Now I realize, it’s not about, “once I do this, I’ll be happy” (point #4). It’s more about recognizing the triumphs and having pride in my accomplishments while still dreaming and acknowledging that I have and always will have future goals. When I stop and appreciate that I’ve done much of what I’ve set out to do, I feel a lot better about what I haven’t yet achieved.
9) Why am I so afraid of getting older?
Mark Twain said, “Do not complain about getting old, it is a privilege denied to many.”
I can’t help it, I was raised in Southern California and it’s a shallow, Hollywood-impacted culture. We care a lot about our looks and how others perceive us. It has taken a long time for me to finally realize my body is a vessel, and it’s the soul that makes me me. This may seem overly flowery but appreciating my health, amazing life experiences, and most importantly, freedom, are important and only afforded to me because I have survived for as long as I have.

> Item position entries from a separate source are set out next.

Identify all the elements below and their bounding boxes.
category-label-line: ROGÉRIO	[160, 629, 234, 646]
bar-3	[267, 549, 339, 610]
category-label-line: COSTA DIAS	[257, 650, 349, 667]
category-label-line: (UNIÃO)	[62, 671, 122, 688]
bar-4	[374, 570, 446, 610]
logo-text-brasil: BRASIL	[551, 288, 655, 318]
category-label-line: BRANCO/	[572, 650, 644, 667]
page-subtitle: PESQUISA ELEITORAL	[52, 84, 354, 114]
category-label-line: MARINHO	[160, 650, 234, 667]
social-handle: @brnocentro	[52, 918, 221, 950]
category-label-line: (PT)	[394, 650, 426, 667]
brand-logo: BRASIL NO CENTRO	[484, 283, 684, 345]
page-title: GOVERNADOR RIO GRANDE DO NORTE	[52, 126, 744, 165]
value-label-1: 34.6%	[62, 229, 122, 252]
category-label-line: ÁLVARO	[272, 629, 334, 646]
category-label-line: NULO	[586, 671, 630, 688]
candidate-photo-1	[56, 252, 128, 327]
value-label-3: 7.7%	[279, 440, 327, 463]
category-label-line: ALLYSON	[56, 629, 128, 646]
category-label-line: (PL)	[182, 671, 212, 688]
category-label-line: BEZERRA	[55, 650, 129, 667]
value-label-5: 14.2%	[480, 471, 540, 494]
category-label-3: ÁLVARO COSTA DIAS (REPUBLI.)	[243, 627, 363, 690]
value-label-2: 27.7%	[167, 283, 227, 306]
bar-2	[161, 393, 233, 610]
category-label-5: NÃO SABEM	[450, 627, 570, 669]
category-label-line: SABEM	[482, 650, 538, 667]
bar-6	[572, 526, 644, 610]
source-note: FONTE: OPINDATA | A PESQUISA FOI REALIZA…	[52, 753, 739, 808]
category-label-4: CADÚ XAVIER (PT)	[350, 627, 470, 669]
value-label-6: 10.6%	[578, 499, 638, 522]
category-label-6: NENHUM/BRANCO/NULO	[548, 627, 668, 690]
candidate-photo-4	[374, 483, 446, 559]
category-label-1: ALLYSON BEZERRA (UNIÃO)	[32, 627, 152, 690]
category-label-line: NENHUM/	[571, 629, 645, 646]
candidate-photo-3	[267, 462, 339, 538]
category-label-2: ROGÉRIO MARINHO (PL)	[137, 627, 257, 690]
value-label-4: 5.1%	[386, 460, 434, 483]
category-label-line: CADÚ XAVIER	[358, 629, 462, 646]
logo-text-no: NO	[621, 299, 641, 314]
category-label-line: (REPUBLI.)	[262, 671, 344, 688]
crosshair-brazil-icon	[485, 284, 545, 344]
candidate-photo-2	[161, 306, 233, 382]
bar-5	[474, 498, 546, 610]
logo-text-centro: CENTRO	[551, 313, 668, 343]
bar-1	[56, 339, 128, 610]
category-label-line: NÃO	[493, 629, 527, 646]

When I think about all of the things I’ve experienced in my life, I realize that each year is the greatest gift I could ever have been blessed with. Not everyone makes it out of infancy, childhood, or their early 20s.
10) Why do I think everything I do matters so darn much?
I stared up at the stars one night on a boat in Komodo and couldn’t believe how small it made me feel. It was like I couldn’t matter less in this universe. I’m just one small hiccup in millions of years in an endless abyss of particles, ideas, and energy. It was incredibly freeing to realize this. It was like any little mistake I make will never matter, and nobody really cares anyways.
Once I realized how little time anyone else devoted to thinking about me as compared to the amount of time I thought people spent judging me, I realized I was free. I can do anything I want, because every little thing I do, as long as it doesn’t hurt someone else, has almost no impact in the long-term. A few centuries from now, it’ll be as if I didn’t even exist.
This isn’t depressing. Quite the opposite – it’s liberating! The small stuff is not a big deal, and little mistakes are meant to be made.
In closing, there are a lot of things I learned from two years of traveling, becoming my own boss, and spending most of the year in places completely foreign to me. Chief among them is to never stop asking questions, wondering, and of course, wandering.